Essai bien troussé, ce livre se lit comme un dictionnaire de médecine: impossible de le terminer sans dresser la liste des pathologies dont nous sentons atteints.
La couverture donne le ton: qu'il est bon de se terrer chez soi quand tout s'effondre à l'extérieur. Vincent Cocquebert commence par expliquer comment on en est arrivé là : si notre besoin de sécurité a toujours été insatiable, du moins a-t-on pu pendant longtemps s'en remettre à Dieu puis à la science (qui permet d'estimer les risques) et à l'état-providence. Fort de ces protections, l'individu n'hésitait pas à prendre des risques, scrutant l'océan à la recherche de la route des Indes ou, à défaut, suspendu au harnais de son parapente.
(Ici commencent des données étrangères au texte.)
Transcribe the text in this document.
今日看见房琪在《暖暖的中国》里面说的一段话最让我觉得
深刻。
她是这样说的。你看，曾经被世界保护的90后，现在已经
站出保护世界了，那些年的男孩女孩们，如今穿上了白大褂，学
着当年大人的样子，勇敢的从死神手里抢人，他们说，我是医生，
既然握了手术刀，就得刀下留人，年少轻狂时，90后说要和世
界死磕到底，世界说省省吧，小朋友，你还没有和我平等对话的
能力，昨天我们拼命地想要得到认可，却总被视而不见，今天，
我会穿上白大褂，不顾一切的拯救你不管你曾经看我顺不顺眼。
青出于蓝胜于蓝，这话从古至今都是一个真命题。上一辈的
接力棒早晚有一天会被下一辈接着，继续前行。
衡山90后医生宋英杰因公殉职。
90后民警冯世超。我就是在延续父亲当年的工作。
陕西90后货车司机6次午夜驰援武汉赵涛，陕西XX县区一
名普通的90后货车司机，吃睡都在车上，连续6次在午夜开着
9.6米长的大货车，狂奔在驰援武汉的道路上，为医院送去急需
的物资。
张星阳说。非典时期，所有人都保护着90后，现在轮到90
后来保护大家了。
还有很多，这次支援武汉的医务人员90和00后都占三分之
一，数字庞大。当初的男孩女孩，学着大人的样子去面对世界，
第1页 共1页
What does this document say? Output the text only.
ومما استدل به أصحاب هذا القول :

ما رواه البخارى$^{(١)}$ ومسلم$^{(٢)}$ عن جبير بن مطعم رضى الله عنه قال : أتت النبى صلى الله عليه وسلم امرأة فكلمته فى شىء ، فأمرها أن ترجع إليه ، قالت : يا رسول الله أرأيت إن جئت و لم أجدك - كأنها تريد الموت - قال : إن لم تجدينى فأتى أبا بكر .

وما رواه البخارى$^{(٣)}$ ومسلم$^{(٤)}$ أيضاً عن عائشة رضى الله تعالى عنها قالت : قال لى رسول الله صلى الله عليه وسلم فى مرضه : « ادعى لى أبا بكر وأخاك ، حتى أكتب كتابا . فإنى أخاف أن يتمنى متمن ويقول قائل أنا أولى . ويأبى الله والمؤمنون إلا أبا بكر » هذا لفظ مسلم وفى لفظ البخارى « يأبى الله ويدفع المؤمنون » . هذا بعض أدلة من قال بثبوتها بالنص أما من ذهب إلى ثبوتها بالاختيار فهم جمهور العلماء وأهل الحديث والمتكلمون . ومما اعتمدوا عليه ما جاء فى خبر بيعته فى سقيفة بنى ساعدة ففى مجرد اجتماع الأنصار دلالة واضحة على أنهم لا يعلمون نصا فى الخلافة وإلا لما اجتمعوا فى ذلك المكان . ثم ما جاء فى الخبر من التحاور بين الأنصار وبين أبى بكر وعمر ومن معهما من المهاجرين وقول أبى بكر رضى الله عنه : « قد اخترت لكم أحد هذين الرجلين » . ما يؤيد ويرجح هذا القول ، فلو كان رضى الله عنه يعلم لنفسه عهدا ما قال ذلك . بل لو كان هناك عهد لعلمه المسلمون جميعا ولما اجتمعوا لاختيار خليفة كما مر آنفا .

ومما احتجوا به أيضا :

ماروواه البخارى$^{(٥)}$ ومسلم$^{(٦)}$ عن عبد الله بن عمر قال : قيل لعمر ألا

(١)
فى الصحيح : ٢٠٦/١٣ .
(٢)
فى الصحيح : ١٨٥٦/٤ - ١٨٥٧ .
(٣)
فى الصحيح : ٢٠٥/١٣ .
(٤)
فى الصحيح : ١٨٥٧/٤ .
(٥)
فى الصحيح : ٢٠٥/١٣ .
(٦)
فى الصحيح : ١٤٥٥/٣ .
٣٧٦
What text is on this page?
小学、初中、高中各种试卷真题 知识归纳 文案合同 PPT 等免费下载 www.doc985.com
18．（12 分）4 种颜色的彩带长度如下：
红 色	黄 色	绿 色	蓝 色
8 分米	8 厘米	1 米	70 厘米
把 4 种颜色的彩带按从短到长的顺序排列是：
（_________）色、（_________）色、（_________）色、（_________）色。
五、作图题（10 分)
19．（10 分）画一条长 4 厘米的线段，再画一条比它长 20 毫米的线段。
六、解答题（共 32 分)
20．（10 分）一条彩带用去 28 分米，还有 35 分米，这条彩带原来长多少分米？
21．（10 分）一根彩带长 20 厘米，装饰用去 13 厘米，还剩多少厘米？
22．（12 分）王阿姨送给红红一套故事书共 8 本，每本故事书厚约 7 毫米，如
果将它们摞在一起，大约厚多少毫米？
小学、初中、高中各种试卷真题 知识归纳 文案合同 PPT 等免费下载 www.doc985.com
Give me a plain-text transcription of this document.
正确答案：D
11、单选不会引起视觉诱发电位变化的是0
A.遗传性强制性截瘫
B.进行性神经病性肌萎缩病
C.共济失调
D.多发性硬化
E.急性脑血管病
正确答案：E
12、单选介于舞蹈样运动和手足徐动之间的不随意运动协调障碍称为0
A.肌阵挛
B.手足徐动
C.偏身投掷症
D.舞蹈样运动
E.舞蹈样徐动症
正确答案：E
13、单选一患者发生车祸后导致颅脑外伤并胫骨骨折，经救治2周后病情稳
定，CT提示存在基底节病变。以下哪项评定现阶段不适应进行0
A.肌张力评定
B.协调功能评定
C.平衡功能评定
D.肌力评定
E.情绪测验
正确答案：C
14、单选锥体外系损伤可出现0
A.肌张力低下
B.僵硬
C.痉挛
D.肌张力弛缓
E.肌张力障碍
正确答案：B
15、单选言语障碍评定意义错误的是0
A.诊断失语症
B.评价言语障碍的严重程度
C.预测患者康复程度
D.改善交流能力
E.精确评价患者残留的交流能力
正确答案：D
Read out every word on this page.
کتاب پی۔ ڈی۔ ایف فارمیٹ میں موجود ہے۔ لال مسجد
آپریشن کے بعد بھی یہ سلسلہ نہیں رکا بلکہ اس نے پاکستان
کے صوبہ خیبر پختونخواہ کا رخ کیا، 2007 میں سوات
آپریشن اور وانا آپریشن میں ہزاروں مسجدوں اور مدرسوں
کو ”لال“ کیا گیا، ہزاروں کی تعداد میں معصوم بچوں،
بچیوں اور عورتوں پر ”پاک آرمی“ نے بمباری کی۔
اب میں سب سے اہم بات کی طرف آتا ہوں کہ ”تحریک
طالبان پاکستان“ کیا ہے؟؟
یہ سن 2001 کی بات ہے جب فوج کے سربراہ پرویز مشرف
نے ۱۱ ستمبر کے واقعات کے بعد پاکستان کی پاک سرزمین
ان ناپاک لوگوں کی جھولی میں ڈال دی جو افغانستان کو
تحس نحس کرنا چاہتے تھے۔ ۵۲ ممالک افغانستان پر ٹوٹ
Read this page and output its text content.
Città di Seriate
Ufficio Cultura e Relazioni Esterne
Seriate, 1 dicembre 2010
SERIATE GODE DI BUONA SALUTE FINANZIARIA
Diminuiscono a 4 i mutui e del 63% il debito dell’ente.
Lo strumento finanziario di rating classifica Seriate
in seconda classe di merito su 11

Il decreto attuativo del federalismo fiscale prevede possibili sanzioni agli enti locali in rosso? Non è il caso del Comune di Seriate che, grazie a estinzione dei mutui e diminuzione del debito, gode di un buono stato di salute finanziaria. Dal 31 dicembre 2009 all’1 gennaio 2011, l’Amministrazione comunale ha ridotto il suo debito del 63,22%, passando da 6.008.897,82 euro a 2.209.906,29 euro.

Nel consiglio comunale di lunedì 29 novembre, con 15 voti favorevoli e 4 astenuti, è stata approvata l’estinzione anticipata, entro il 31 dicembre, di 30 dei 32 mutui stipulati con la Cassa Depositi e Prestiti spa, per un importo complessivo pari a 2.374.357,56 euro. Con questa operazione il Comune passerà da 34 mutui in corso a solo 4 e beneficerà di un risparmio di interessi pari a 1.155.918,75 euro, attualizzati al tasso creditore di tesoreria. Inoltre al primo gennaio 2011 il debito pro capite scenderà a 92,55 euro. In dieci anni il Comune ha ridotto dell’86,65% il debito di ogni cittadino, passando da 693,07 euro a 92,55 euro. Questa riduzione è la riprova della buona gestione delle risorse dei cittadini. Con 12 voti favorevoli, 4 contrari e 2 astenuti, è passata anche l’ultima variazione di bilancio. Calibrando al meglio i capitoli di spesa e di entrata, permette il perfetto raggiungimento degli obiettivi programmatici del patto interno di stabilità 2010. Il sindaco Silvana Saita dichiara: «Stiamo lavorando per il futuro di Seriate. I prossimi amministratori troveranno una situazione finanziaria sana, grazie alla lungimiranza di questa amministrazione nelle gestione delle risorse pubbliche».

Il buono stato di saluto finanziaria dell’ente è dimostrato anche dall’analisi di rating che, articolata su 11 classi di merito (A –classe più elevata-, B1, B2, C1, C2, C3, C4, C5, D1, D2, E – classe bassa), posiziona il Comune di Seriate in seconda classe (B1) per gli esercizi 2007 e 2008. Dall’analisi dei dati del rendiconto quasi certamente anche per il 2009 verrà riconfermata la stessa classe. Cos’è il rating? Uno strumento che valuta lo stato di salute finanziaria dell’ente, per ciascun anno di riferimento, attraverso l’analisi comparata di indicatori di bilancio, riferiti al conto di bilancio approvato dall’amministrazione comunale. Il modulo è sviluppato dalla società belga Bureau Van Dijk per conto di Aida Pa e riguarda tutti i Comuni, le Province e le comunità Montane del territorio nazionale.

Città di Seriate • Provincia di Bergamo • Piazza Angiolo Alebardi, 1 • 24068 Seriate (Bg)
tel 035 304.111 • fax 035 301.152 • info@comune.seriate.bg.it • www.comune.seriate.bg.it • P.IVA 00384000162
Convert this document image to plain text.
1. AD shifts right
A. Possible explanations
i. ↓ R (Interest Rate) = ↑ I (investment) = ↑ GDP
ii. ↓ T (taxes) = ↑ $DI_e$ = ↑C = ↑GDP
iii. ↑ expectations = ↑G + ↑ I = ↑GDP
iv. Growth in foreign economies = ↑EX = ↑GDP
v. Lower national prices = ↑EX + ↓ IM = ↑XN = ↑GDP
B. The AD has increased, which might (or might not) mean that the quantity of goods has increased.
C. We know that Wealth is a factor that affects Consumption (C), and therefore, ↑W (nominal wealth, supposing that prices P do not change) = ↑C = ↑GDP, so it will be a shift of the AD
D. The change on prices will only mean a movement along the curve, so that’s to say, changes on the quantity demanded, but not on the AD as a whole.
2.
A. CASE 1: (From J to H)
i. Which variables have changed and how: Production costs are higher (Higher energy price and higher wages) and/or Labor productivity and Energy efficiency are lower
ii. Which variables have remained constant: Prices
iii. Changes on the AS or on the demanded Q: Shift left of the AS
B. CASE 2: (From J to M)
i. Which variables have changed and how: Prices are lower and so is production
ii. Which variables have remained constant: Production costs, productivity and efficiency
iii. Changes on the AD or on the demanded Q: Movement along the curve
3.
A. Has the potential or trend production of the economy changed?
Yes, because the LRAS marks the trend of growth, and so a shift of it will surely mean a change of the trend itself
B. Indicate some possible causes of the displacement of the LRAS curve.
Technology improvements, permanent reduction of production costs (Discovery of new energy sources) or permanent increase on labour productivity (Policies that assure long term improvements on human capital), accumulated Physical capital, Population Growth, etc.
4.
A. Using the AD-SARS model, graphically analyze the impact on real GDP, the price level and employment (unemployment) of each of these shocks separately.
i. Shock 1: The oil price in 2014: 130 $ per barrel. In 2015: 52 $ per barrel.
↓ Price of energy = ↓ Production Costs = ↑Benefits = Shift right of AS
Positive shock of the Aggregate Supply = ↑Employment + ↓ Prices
Oui mais Dieu, la science et l'Etat ayant failli et les paratonnerres habituels étant de moins en moins sûrs (Qui ose encore compter sur ses voisins?), nous voilà contraints d'assurer seuls notre sécurité. Il s'agit donc de se créer des « safe spaces » dénués de tout « trigger warning » (y'avait vraiment aucun moyen de traduire ou c'est juste pour faire croire que les Anglo-saxons sont les seuls à être concernés ?).
Alors là, évidemment, c'est le principe même de ce type d'ouvrage, toute notre civilisation est analysée à l'aune de cet unique principe: sacralisation de la famille ? Refuge. Non-mixité ? Refuge. Rond-point rendez-vous des gilets jaunes ? Refuge. Uberisation? Refuge. Wokisme? Refuge. Complotisme? Refuge.
Bref, c'est le poumon, le poumon vous dis-je.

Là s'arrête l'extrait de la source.